Anomaly detection is one of the most common machine learning applications in various areas, from industrial defect identification to fraudulent financial detection.
One-class classification is beneficial for anomaly detection. It determines whether an instance belongs to the same distribution as the training data by assuming that the training data are all normal examples. However, representation learning is not available to these old methods. Furthermore, self-supervised learning has made significant progress in learning visual representations from unlabeled data, including rotation prediction and contrastive learning.
New Google AI research introduces a 2-stage framework that uses recent progress on self-supervised representation learning and classic one-class algorithms. This framework is simple to train and shows SOTA performance on various benchmarks, including CIFAR, f-MNIST, Cat vs. Dog, and CelebA. Following that, they offer a novel representation learning approach for a practical industrial defect detection problem using the same architecture. On the MVTec benchmark, the framework achieves a new state-of-the-art.
A Two-Stage Framework for Deep One-Class Classification
End-to-end learning for deep one-class classifiers often suffers from degeneration in which the model outputs the same results regardless of the input. Therefore, for one-class classifiers, the researchers applied their two-stage framework.
In the first step, the model was trained deep representation with self-supervision. The team employed one-class classification techniques (such as OC-SVM or kernel density estimator) in the second phase using the learning representations of the first stage.
This two-stage approach is robust to degeneration and also allows for the creation of more precise one-class classifiers. Additionally, the framework is not confined to specific representation learning and one-class classification algorithms.
Semantic Anomaly Detection
By testing with two sample self-supervised representation learning algorithms: rotation prediction and contrastive learning, the researchers examine the usefulness of the two-stage framework for anomaly detection.
The ability of a model to predict the rotated angles of an input image is referred to as rotation prediction. The current approach often employs the built-in rotation prediction classifier to build representations for anomaly detection. However, this approach is inefficient because such built-in classifiers aren’t trained for one-class classification.

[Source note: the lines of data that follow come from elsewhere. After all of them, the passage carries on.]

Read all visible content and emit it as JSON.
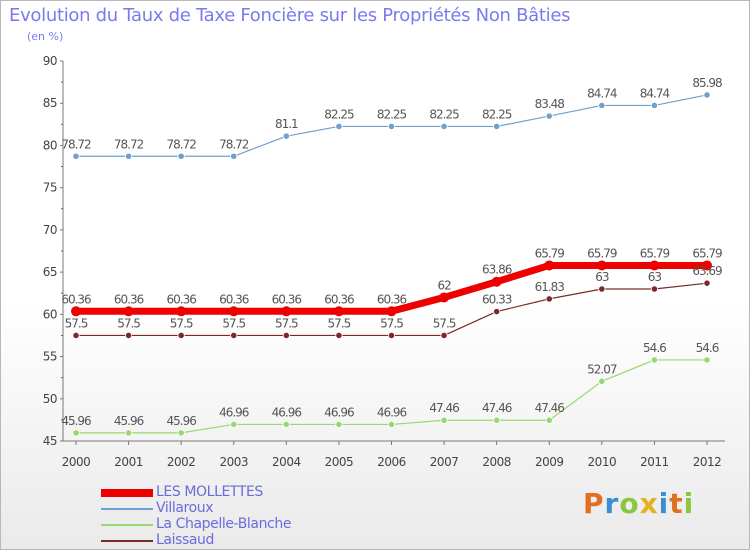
{
  "header": {
    "title": "Evolution du Taux de Taxe Foncière sur les Propriétés Non Bâties",
    "units": "(en %)"
  },
  "logo": {
    "text": "Proxiti"
  },
  "chart_data": {
    "type": "line",
    "ylim": [
      45,
      90
    ],
    "yticks": [
      45,
      50,
      55,
      60,
      65,
      70,
      75,
      80,
      85,
      90
    ],
    "grid": false,
    "legend_position": "bottom-left",
    "categories": [
      "2000",
      "2001",
      "2002",
      "2003",
      "2004",
      "2005",
      "2006",
      "2007",
      "2008",
      "2009",
      "2010",
      "2011",
      "2012"
    ],
    "series": [
      {
        "name": "LES MOLLETTES",
        "color": "#ee0000",
        "width": 7,
        "values": [
          60.36,
          60.36,
          60.36,
          60.36,
          60.36,
          60.36,
          60.36,
          62,
          63.86,
          65.79,
          65.79,
          65.79,
          65.79
        ],
        "labels": [
          "60.36",
          "60.36",
          "60.36",
          "60.36",
          "60.36",
          "60.36",
          "60.36",
          "62",
          "63.86",
          "65.79",
          "65.79",
          "65.79",
          "65.79"
        ]
      },
      {
        "name": "Villaroux",
        "color": "#6ea0d0",
        "width": 1.2,
        "values": [
          78.72,
          78.72,
          78.72,
          78.72,
          81.1,
          82.25,
          82.25,
          82.25,
          82.25,
          83.48,
          84.74,
          84.74,
          85.98
        ],
        "labels": [
          "78.72",
          "78.72",
          "78.72",
          "78.72",
          "81.1",
          "82.25",
          "82.25",
          "82.25",
          "82.25",
          "83.48",
          "84.74",
          "84.74",
          "85.98"
        ]
      },
      {
        "name": "La Chapelle-Blanche",
        "color": "#98d870",
        "width": 1.2,
        "values": [
          45.96,
          45.96,
          45.96,
          46.96,
          46.96,
          46.96,
          46.96,
          47.46,
          47.46,
          47.46,
          52.07,
          54.6,
          54.6
        ],
        "labels": [
          "45.96",
          "45.96",
          "45.96",
          "46.96",
          "46.96",
          "46.96",
          "46.96",
          "47.46",
          "47.46",
          "47.46",
          "52.07",
          "54.6",
          "54.6"
        ]
      },
      {
        "name": "Laissaud",
        "color": "#7a2a2a",
        "width": 1.2,
        "values": [
          57.5,
          57.5,
          57.5,
          57.5,
          57.5,
          57.5,
          57.5,
          57.5,
          60.33,
          61.83,
          63,
          63,
          63.69
        ],
        "labels": [
          "57.5",
          "57.5",
          "57.5",
          "57.5",
          "57.5",
          "57.5",
          "57.5",
          "57.5",
          "60.33",
          "61.83",
          "63",
          "63",
          "63.69"
        ]
      }
    ]
  }
}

In contrastive learning, a model learns to gather together representations from modified copies of the same image while pushing representations from distinct images away. As photos are drawn from the dataset during training, they are modified twice with simple augmentations. Typical contrastive learning converges to a solution in which all normal example representations are uniformly spread across a sphere. This is an issue as most one-class algorithms seek outliers by using normal training examples to compare the proximity of a tested example. Still, when all the normal instances are evenly distributed in space, outliers will always seem close to some of the normal examples.
The team proposes distribution augmentation (DA) for one-class contrastive learning to tackle this problem. Instead of learning representations just from the training data, the model learned from a combination of the training data and augmented training examples. The augmented instances were deemed distinct from the original training data. For distribution augmentation, they use geometric changes like rotation and horizontal flipping.
They evaluate the performance of one-class classification with regard to the area under the curve (AUC) on the widely used computer vision data sets such as CIFAR10 and CIFAR-100, Fashion MNIST, and Cat vs. Dog. On all of these benchmarks, the 2-stage architecture achieves state-of-the-art performance.
The framework’s performance remarkably improves 86 to 91.3 AUC by replacing the built-in rotation classifier employed in the first stage with a one-class classifier in the second stage.
Texture Anomaly Detection for Industrial Defect Detection
In many applications, the anomaly is frequently defined by localized faults rather than entirely different semantics. The detection of texture anomalies, for example, is beneficial for detecting a variety of industrial defects.
For texture anomaly detection, the team proposes a new self-supervised learning technique. The entire anomaly detection approach is two-staged. First, the model learns deep image representations and is specially trained to predict whether the image has been enhanced by simple CutPaste data augmentation.
CutPaste augmentation revolves around the idea that a given image is enhanced by cutting a local patch at random and pasting it back to a new spot inside the same image. Learning to differentiate between normal and CutPaste-enhanced instances promotes representations to be sensitive to picture local irregularity.
CutPaste method can also be used to locate the anomaly, i.e., “patch-level” anomaly detection. They visualized the patch anomaly scores in heatmaps that show where the anomaly occurs by upsampling with Gaussian smoothing, which improves anomaly localization significantly.